Through his friendship with Victor, Moore began to meet other Christians who had faced persecution. Another of Moore’s friends, Mark Sergeyev, is the youth pastor of Melitopol Christian Church, which Russian forces shut down in 2022. In the same city, attendees of Grace Baptist Church were subjected to fingerprinting after Russian soldiers in full combat gear interrupted a worship service. 

Last summer, Moore told CP that he became focused on telling the stories of persecuted Christians in Russian-occupied territories to members of Congress and Republican opinion leaders. From September 2023 to January, Moore said he visited around 100 congressional offices in Washington, D.C., to discuss Russia’s treatment of Christians. 

“Republicans should know this. Evangelical Republicans should know this,” Moore said. “People who worship God the way that they do are being tortured and murdered for their faith.” 

According to the former chief of staff, many of the people he met with said the personal accounts were “revelatory information” to them, and many congressional staffers were even driven to tears. Moore told CP that Russia’s persecution of Christians is not being reported enough. 

One of the reasons Moore said many haven’t heard these stories is due to the tight control of information in Ukraine. The nonprofit founder also blamed pundits and social commentators like Tucker Carlson as another factor preventing people from learning about the plight of Christians in Russian-occupied territories. 

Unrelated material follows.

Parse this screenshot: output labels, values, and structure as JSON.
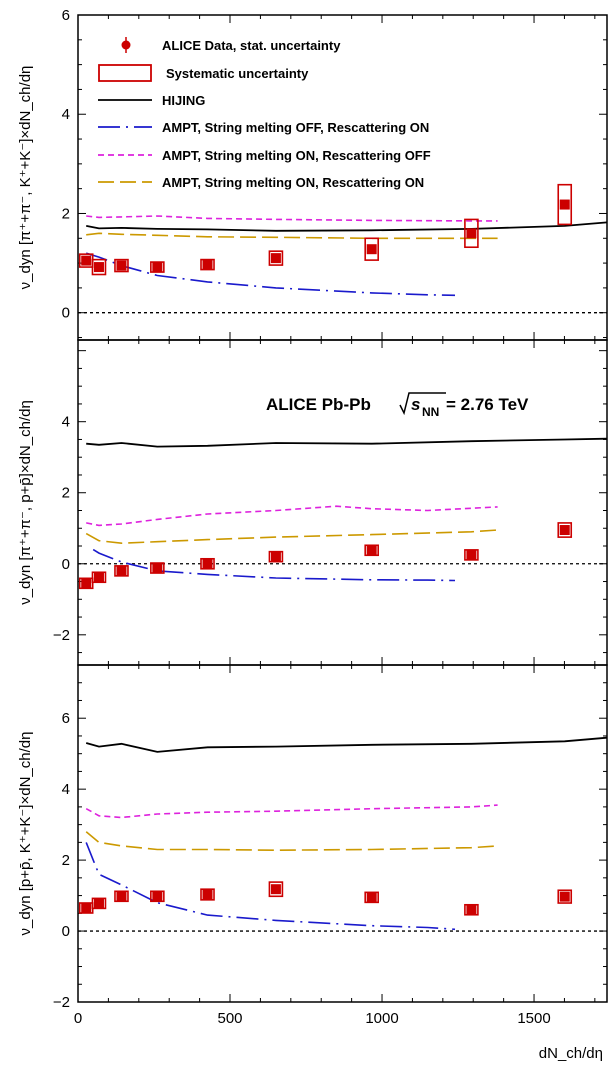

The former Fox News host has faced criticism and accusations of spreading “Russian propaganda” by suggesting that Ukrainian President Volodymyr Zelensky is also persecuting Christians in Ukraine. Zelensky also declined Carlson’s request for an interview.

Moore contends that Ukraine is not persecuting Christians. 

“It’s untrue,” Moore said. “It’s a Russian narrative, and what those people are doing is covering up for the real truth that the Russians are suppressing hundreds of thousands of Evangelical Christians in occupied territories.” 

Many others, however, have condemned Ukraine’s crackdown on churches, including CP columnist Hedieh Mirahmadi, who warned against the persecution of priests and parishioners of the Ukrainian Orthodox Church after Ukraine’s domestic security agency [SBU] launched a counterintelligence operation against the UOC. 

Since the start of Russia’s invasion of Ukraine, Zelensky’s government has escalated its actions against UOC churches and leaders, including the arrest of 68 priests and Metropolitan Pavel.

In an op-ed published in National Review in January, Nina Shea, a human rights lawyer and director of the Center for Religious Freedom at the conservative Washington-based think-tank the Hudson Institute, asserted that Ukraine’s strategy to crack down on what it perceives as "weaponized" religious institutions might be extreme but is justified.

According to Moore, many Evangelical Christians say the ongoing Russian occupation is worse for them now than when they lived under the Soviet Union.

Samantha Kamman is a reporter for The Christian Post.